Und natürlich auch dazu, wie sich die einzelnen EU - Länder und deren Wirtschaft darauf vorbereitet haben.
Wenn dann zB massenweise Zollpersonal eingestellt werden muss, sollte dies ja bereits anlaufen.
Bisher sieht es für mich so aus, dass weder die EU noch die Wirtschaft irgendwelche Vorbereitungen dazu trifft."

Blödsinn, die Wirtschaft in der EU ist hervorragend eingestellt. Man hatte jetzt ja auch mehr als genügend Zeit.

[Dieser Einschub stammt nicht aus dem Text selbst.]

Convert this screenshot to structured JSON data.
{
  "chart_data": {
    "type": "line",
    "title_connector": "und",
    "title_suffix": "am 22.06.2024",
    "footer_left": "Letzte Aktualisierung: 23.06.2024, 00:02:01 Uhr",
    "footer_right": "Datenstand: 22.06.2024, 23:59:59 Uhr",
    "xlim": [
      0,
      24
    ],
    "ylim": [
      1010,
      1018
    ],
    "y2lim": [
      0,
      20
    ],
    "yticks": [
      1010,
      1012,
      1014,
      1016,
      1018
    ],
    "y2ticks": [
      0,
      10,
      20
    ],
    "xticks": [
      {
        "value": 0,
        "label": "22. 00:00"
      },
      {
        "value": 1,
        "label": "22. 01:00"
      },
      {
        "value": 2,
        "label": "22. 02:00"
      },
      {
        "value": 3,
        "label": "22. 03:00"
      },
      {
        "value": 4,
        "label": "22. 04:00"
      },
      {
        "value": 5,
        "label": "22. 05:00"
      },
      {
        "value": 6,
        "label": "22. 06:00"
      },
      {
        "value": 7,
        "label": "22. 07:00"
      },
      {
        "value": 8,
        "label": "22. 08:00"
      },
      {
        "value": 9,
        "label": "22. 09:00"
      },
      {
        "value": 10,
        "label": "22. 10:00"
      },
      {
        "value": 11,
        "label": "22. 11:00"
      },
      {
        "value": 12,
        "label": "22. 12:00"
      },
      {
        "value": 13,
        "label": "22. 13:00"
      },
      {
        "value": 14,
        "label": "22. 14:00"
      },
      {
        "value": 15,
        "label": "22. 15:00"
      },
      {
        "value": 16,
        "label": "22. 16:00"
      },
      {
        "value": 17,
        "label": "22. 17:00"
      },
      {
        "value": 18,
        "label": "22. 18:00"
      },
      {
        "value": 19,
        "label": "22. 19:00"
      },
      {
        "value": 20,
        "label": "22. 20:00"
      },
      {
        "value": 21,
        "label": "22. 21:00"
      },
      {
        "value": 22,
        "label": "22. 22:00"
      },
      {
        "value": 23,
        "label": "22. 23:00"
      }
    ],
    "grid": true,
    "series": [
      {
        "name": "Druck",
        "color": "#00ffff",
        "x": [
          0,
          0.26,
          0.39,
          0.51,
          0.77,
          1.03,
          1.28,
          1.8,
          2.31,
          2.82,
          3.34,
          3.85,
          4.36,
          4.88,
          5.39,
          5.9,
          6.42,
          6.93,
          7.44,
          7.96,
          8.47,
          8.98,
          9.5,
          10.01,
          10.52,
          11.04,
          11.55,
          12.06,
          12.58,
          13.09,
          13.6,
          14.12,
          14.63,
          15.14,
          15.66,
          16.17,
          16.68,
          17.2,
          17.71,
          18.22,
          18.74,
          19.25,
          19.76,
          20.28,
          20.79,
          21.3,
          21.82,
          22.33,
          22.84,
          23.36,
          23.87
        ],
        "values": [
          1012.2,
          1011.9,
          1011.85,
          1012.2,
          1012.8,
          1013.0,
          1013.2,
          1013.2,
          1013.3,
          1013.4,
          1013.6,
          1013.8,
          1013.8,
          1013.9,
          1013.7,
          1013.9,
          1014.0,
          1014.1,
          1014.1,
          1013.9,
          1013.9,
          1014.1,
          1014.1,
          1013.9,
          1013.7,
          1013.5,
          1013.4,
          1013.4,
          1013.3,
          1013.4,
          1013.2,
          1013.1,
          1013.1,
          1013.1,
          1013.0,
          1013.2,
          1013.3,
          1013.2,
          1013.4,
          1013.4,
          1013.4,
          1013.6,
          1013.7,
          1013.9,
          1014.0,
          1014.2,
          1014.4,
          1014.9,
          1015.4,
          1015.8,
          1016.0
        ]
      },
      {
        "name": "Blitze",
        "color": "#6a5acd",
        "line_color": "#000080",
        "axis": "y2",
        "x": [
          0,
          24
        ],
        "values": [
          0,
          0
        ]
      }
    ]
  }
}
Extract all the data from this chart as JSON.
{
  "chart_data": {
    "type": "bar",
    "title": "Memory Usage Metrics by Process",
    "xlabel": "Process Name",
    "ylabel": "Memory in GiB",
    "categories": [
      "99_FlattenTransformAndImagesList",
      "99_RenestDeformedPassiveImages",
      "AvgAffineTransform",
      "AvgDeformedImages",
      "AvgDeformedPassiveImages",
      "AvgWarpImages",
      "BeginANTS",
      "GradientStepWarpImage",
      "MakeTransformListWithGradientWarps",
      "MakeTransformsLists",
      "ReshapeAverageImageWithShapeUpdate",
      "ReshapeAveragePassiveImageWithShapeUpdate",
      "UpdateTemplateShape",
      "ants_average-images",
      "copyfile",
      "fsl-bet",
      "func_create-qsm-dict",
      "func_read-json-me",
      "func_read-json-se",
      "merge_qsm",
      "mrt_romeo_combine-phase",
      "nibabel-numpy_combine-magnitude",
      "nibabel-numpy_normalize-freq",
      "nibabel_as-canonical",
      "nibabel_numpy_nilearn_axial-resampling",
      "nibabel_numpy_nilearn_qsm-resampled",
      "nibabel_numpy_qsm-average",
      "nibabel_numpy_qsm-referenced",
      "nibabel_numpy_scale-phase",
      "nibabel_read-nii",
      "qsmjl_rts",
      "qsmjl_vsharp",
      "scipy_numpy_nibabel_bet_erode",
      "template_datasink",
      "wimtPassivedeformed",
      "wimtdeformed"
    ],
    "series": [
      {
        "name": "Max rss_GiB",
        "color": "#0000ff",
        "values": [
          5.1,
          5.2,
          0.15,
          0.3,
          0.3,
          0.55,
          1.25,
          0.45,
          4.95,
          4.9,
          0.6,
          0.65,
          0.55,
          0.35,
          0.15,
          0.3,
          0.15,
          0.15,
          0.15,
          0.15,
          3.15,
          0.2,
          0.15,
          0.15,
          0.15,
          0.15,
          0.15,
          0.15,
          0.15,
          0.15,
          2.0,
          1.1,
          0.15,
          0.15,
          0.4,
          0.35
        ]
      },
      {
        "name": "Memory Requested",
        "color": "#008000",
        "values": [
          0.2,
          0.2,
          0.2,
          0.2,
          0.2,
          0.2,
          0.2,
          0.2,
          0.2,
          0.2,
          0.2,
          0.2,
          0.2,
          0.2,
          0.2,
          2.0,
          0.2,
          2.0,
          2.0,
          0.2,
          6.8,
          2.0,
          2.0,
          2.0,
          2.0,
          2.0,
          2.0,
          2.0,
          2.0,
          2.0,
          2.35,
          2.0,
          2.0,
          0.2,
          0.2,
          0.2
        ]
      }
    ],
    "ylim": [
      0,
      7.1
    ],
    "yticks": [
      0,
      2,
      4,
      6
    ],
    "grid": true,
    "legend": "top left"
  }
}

Wir haben viele hunderttausend EUR in die Hand nehmen müssen- 2 Personen haben bei uns seit 2 Jahren nichts anderes gemacht als alternative Rohstofflieferungen zu finden, neue Verträge zu schliessen, etc. Zudem haben wir unsere Läger gefüllt, so dass wir auf Monate unabhängig von Lieferungen nach und aus UK sind... Ist halt blöd für die Handelspartner in UK, aber viele Rohstoffe verlieren z.B. die Reach Zulassung...

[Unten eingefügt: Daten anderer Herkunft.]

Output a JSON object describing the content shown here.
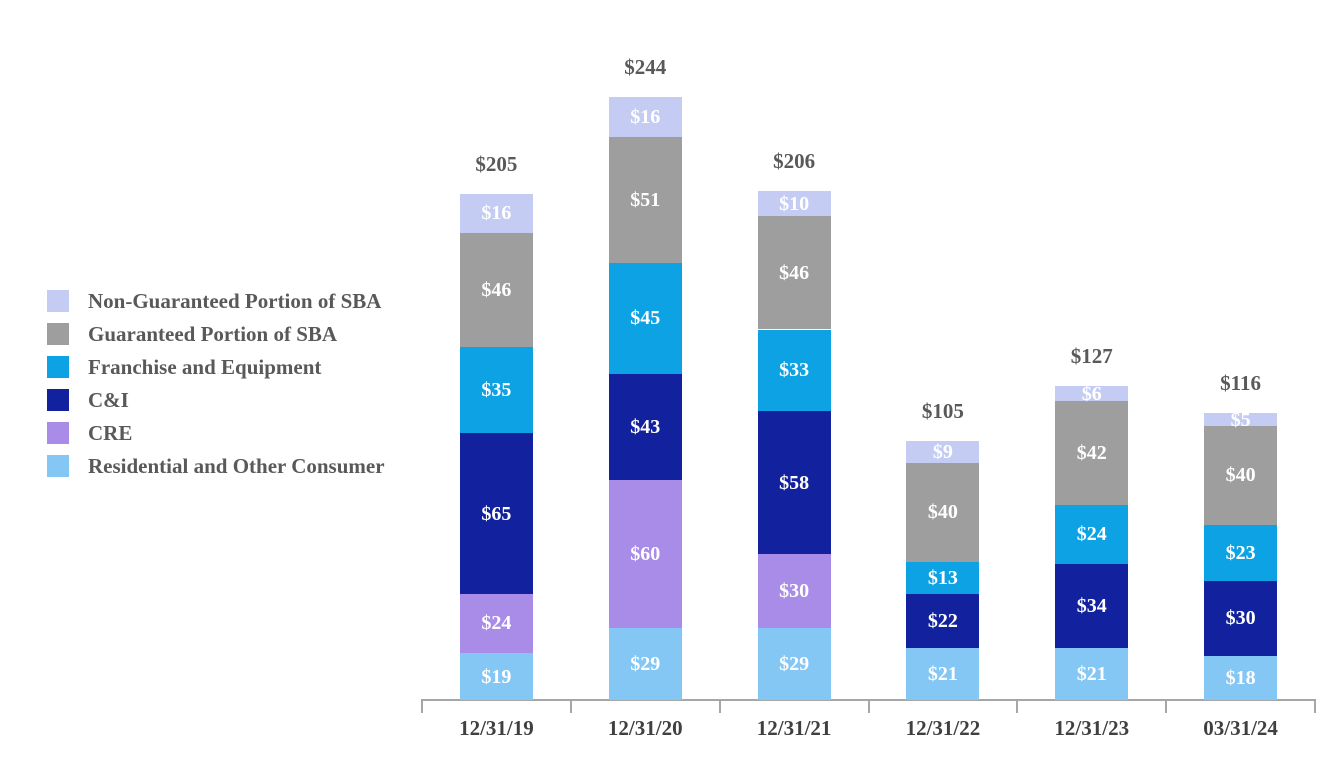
{
  "legend": {
    "items": [
      {
        "label": "Non-Guaranteed Portion of SBA"
      },
      {
        "label": "Guaranteed Portion of SBA"
      },
      {
        "label": "Franchise and Equipment"
      },
      {
        "label": "C&I"
      },
      {
        "label": "CRE"
      },
      {
        "label": "Residential and Other Consumer"
      }
    ]
  },
  "chart_data": {
    "type": "bar",
    "stacked": true,
    "value_prefix": "$",
    "categories": [
      "12/31/19",
      "12/31/20",
      "12/31/21",
      "12/31/22",
      "12/31/23",
      "03/31/24"
    ],
    "series": [
      {
        "name": "Residential and Other Consumer",
        "color": "#84c6f4",
        "values": [
          19,
          29,
          29,
          21,
          21,
          18
        ]
      },
      {
        "name": "CRE",
        "color": "#a88ce8",
        "values": [
          24,
          60,
          30,
          0,
          0,
          0
        ]
      },
      {
        "name": "C&I",
        "color": "#12229e",
        "values": [
          65,
          43,
          58,
          22,
          34,
          30
        ]
      },
      {
        "name": "Franchise and Equipment",
        "color": "#0ca2e4",
        "values": [
          35,
          45,
          33,
          13,
          24,
          23
        ]
      },
      {
        "name": "Guaranteed Portion of SBA",
        "color": "#9e9e9e",
        "values": [
          46,
          51,
          46,
          40,
          42,
          40
        ]
      },
      {
        "name": "Non-Guaranteed Portion of SBA",
        "color": "#c4ccf3",
        "values": [
          16,
          16,
          10,
          9,
          6,
          5
        ]
      }
    ],
    "totals": [
      205,
      244,
      206,
      105,
      127,
      116
    ],
    "title": "",
    "xlabel": "",
    "ylabel": "",
    "ylim": [
      0,
      250
    ],
    "grid": false,
    "legend_position": "left",
    "axis": {
      "color": "#a6a6a6",
      "tick_marks": "down",
      "labels_color": "#404040",
      "totals_color": "#595959"
    }
  }
}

Am 01. November 2019 um 21:19 von Boris.1945

"21:10 von fathaland slim
20:51, Boris.1945
Die Abgeordnetendiäten stellen nur einen winzigen Bruchteil von Nigel Farages Einnahmen dar.
Und Farage hat Ihnen seine Einkommenssteuer zur Verfügung gestellt, im Gegensatz zu Trump?
*
(Wieviel verdient eigentlich Gaspromgerd?)"

Selbstverständlich bekommt jeder das, was er verdient.

Im Übrigen ist es nicht wichtig, wieviel Geld man hat, sondern wieviel Geld man darstellen kann.

Alte Immobilienmakler Weisheit.

Nicht nur in Deutschland.

@fathaland slim

"Ja, sie darf.

Denn sie findet in aller Offenheit statt. Nicht geheim und dann abgestritten.
"

Ist dennoch fernab sämtlicher Benimm-Regeln auf dem diplomatischen Parkett. Selbstverständlich sind Meinungsäußerungen auch von Präsidenten nicht verboten im Wortsinne...

Wäre mal interessant die Reaktion Trumps zu hören, wenn die EU Regierungschefs sich einige Wochen vor der US Wahl genauso eindeutig gegen ihn positionieren würden... (was sie ja leider niemals tun würden).